O presidente da União da Indústria de Cana de Açúcar (Unica), Eduardo Pereira de Carvalho, concorda com a análise e com a urgência de opção estratégica defendida por Barros de Castro. O Brasil, observa ele, tem dez anos de "liderança" mais ou menos assegurada no mercado mundial de etanol. "Mas dez anos não são nada. Temos que ter mais do que isso, temos que pensar para frente, e investir em tecnologia, o que não estamos fazendo hoje. Hoje não estamos investindo para manter essa dianteira", diz ele.

O ex-ministro Roberto Rodrigues, em depoimento "antecipado" e apresentado na tarde de terça-feira, mas que estava relacionado a essa sessão do Fórum Nacional, bateu na mesma tecla. "Há um horizonte formidável para a agroenergia no Brasil, mas falta uma estratégia nacional. O assunto não pode ser dividido por oito ministérios. Falta coordenação, falta quem planeje a logística, que discuta tecnologia. Vamos perder mais esse trem se essa falta de estratégia e essa dispersão de esforços continuar", afirmou. Ele citou como exemplo os fortes investimentos feitos pelos Estados Unidos para produzir etanol a partir de celulose, uma opção que tornaria esse produto muito mais competitivo que o combustível feito a partir da cana-de-açúcar.

Barros de Castro observou que normalmente uma revolução tecnológica (como essa que está ocorrendo com a substituição dos combustíveis fósseis pelos agroenergéticos) precisa inventar o mercado para seu produto. E esse problema não existe agora. Apenas no Brasil, a tecnologia dos carros "flex" garante demanda para o etanol pelos próximos cinco anos. Mas, além disso, a opção estratégica pelo setor de biocombustíveis (um dos que pode ganhar com o fenômeno China) abre oportunidades para outros segmentos da indústria, como a mecânica, a química, a automobilística, de software, além da farmacêutica. "Estes são setores que podem pegar carona nessa grande expansão de biocombustíveis", listou o diretor do BNDES.

Na ponta oposta dos setores que podem lucrar com a forte demanda chinesa, estão aqueles setores acostumados a produzir "cópias" - e que são afetados negativamente pela concorrência asiática. Entre estes estão a indústria de calçados, têxtil, de vestuário e de móveis, entre outras.

Estes segmentos, diz Barros de Castro, estão sendo fortemente afetados pela China, mas isso não significa que todas as empresas serão superadas por esse concorrente. "A China é imbatível em produzir cópias, e não pode ser enfrentada nessa estratégia de preço baixo. Mas existem outras rotas, existem opções para contornar essa concorrência", argumenta ele.

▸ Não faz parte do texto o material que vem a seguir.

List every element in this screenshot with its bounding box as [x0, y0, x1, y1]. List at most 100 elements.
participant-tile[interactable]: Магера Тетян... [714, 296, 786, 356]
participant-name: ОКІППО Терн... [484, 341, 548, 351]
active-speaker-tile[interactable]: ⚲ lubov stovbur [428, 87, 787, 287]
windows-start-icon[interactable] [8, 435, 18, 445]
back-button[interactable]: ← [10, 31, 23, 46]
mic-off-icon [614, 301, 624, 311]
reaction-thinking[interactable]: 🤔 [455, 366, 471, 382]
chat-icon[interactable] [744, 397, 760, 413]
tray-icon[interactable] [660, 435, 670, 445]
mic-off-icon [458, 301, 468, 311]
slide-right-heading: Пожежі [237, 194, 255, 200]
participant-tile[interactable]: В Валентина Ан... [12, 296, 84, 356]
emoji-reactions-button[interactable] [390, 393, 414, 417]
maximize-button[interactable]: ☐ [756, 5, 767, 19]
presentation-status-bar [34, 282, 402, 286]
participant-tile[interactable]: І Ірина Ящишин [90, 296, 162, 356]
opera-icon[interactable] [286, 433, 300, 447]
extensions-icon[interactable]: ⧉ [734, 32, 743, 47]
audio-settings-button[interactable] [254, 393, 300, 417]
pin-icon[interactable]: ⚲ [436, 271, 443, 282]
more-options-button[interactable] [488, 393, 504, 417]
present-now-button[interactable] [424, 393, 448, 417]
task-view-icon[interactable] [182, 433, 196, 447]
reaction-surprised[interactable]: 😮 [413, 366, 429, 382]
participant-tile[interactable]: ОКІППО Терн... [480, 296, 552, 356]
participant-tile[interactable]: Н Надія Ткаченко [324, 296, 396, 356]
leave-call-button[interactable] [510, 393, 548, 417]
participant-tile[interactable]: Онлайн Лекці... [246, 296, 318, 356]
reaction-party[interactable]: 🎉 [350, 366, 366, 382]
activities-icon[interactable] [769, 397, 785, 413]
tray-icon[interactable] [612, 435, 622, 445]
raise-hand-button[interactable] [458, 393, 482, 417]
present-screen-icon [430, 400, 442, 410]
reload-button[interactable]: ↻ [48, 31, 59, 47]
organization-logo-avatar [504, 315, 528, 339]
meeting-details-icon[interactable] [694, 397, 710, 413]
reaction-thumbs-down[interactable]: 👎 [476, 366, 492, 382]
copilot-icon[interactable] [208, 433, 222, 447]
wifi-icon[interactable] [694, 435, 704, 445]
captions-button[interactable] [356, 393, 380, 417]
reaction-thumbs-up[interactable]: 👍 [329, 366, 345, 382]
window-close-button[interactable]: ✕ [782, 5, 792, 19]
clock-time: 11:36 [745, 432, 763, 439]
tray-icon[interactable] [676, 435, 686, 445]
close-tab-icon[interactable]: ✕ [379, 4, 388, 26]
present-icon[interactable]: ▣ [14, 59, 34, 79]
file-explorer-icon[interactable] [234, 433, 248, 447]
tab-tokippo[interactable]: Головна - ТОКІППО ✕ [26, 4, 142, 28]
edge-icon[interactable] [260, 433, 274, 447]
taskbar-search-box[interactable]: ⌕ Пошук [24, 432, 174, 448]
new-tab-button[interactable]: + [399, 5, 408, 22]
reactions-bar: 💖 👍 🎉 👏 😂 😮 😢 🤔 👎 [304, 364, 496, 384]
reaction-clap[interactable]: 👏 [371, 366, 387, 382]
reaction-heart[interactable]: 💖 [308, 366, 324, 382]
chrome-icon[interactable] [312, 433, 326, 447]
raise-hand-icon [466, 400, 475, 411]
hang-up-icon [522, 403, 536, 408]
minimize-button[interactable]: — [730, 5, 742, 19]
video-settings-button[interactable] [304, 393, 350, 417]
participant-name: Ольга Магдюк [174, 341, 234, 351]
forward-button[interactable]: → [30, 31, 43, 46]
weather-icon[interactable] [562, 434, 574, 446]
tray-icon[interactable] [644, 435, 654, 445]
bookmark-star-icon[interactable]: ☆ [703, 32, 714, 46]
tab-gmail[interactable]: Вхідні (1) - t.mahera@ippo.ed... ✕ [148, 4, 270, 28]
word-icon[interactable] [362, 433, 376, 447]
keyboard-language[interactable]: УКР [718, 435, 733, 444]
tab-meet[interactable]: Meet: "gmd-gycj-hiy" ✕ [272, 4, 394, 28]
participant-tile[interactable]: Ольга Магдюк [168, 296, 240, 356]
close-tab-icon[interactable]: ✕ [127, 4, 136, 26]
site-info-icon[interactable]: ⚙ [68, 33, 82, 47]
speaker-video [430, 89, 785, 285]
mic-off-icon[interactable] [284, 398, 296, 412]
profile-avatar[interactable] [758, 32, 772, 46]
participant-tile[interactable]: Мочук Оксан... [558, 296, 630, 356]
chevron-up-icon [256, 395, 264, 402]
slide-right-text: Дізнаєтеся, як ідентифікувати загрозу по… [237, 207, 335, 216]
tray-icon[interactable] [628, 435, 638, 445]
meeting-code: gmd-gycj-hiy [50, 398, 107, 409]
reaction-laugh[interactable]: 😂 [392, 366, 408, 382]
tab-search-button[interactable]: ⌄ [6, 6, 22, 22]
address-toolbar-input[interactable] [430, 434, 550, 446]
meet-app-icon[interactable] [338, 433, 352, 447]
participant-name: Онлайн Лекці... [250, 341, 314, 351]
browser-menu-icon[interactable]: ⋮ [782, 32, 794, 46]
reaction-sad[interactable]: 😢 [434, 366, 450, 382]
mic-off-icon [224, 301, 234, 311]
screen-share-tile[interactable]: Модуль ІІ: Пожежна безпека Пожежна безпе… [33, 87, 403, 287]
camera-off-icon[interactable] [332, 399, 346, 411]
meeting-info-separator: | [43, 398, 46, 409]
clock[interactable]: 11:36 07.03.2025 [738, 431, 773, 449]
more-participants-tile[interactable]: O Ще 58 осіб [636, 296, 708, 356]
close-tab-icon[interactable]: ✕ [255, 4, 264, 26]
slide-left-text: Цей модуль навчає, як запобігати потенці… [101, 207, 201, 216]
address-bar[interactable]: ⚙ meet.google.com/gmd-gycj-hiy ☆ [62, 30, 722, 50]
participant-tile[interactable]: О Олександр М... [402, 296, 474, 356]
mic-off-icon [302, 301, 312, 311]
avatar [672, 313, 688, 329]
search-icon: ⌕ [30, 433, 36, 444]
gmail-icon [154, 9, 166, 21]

O diretor do BNDES confirma que o banco está estudando mecanismos que possam ser adotados para ajudar estes setores a enfrentar a concorrência chinesa, exacerbada pelo câmbio valorizado. Mas não há nada definido. Ele considera importante que o debate em torno do que fazer considere quando há e quando não há condições de "contornar" a estratégia chinesa de preço baixo. Uma opção de ajuda pode ser justificada "socialmente", porque há empregos em jogo, mas economicamente ela pode ser equivocada. "Às vezes, um setor leva um tropeção, mas ele está com a bola e pode fazer gol em seguida. Nesse caso, é fecundo ajudá-lo", ponderou.